Besonders die Kindheit prägt, wie wir mit Situationen umgehen. Das „innere Kind" steht für alles, was wir damals erlebt haben — die schönen Momente wie auch die Verletzungen, die noch in uns wirken.
Wir kommen mit großem Potenzial auf die Welt — neugierig, unschuldig, unbefangen. Durch Erziehung und Umwelt passt sich dieses Potenzial an. Denkweisen und Ängste werden übernommen; nur ein Bruchteil unseres Potenzials wird gelebt. Schon früh bilden wir Glaubenssätze und Muster aus — das nennt man Konditionierung, wie ein aufgespieltes Computerprogramm.
Häufige Beispiele: „Ich brauche Aufmerksamkeit.", „Liebe gibt es nicht umsonst.", „Ich bin nicht gut genug." — oft tief in frühen Kindheitserfahrungen verankert.
Welche Strategien hast du als Kind (und vielleicht bis heute) gewählt, um Aufmerksamkeit & Liebe zu bekommen? Markiere, was zu dir passt — deine kann auch ganz anders aussehen.
Führe dir vor Augen, welche Erlebnisse dich geprägt haben — von der Geburt bis heute. Am besten zeichnest du dafür auf einem großen Blatt eine Zeitachse (waagrecht) und eine Gefühlsachse (senkrecht: oben „glücklich, geliebt, im Flow", unten „unglücklich, einsam, verlassen") und trägst Ereignisse ein (z. B. Geburt Geschwister, Trennung Eltern, erste Liebe, Traumjob …).
Welche Glaubenssätze sind aus diesen Situationen entstanden? Erinnere dich an die Emotionen von damals und spüre, welche Schlussfolgerung du gezogen hast. Prüfe, ob sie heute noch gilt.
Beispiel: Situation „Eltern haben sich getrennt" → damals „Ich bin alleine und verlassen" → heute „Ich verliebe mich nicht mehr, weil ich dann verlassen werde."
Emotionen sind körperliche Empfindungen, verbunden mit Gedanken.
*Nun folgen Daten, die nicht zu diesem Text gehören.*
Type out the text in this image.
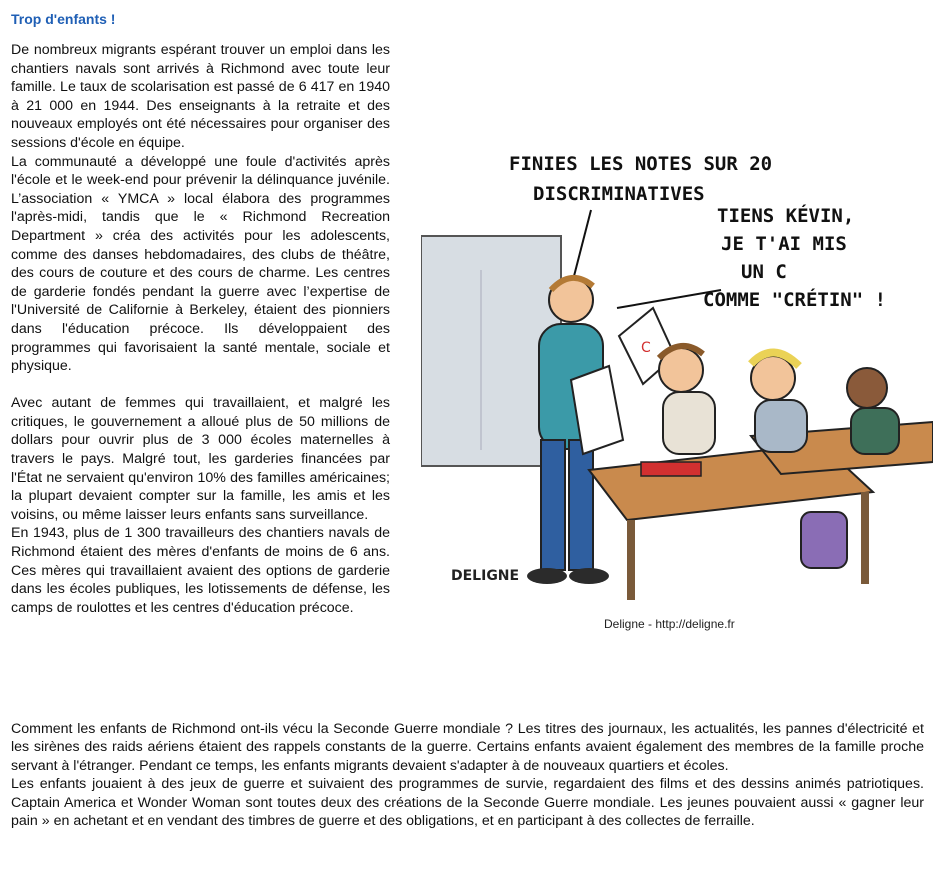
Trop d'enfants !

De nombreux migrants espérant trouver un emploi dans les chantiers navals sont arrivés à Richmond avec toute leur famille. Le taux de scolarisation est passé de 6 417 en 1940 à 21 000 en 1944. Des enseignants à la retraite et des nouveaux employés ont été nécessaires pour organiser des sessions d'école en équipe.

La communauté a développé une foule d'activités après l'école et le week-end pour prévenir la délinquance juvénile. L’association « YMCA » local élabora des programmes l'après-midi, tandis que le « Richmond Recreation Department » créa des activités pour les adolescents, comme des danses hebdomadaires, des clubs de théâtre, des cours de couture et des cours de charme. Les centres de garderie fondés pendant la guerre avec l’expertise de l'Université de Californie à Berkeley, étaient des pionniers dans l'éducation précoce. Ils développaient des programmes qui favorisaient la santé mentale, sociale et physique.

Avec autant de femmes qui travaillaient, et malgré les critiques, le gouvernement a alloué plus de 50 millions de dollars pour ouvrir plus de 3 000 écoles maternelles à travers le pays. Malgré tout, les garderies financées par l'État ne servaient qu'environ 10% des familles américaines; la plupart devaient compter sur la famille, les amis et les voisins, ou même laisser leurs enfants sans surveillance.

En 1943, plus de 1 300 travailleurs des chantiers navals de Richmond étaient des mères d'enfants de moins de 6 ans. Ces mères qui travaillaient avaient des options de garderie dans les écoles publiques, les lotissements de défense, les camps de roulottes et les centres d'éducation précoce.

FINIES LES NOTES SUR 20
DISCRIMINATIVES
TIENS KÉVIN,
JE T'AI MIS
UN C
COMME "CRÉTIN" !
C
DELIGNE
Deligne - http://deligne.fr

Comment les enfants de Richmond ont-ils vécu la Seconde Guerre mondiale ? Les titres des journaux, les actualités, les pannes d'électricité et les sirènes des raids aériens étaient des rappels constants de la guerre. Certains enfants avaient également des membres de la famille proche servant à l'étranger. Pendant ce temps, les enfants migrants devaient s'adapter à de nouveaux quartiers et écoles.

Les enfants jouaient à des jeux de guerre et suivaient des programmes de survie, regardaient des films et des dessins animés patriotiques. Captain America et Wonder Woman sont toutes deux des créations de la Seconde Guerre mondiale. Les jeunes pouvaient aussi « gagner leur pain » en achetant et en vendant des timbres de guerre et des obligations, et en participant à des collectes de ferraille.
Werden schwierige Gefühle nicht verarbeitet, werden sie als Energie gespeichert — das kostet Kraft, macht uns leicht „triggerbar" und kann Krankheiten begünstigen.
Die gute Nachricht: Du kannst aufräumen. Gespeicherte Energie löst sich, indem du die Emotion akzeptierst und einfach beobachtest — ohne sie ändern zu wollen, dich zu wehren oder zu bewerten. Am besten direkt in dem Moment, in dem du sie erkennst.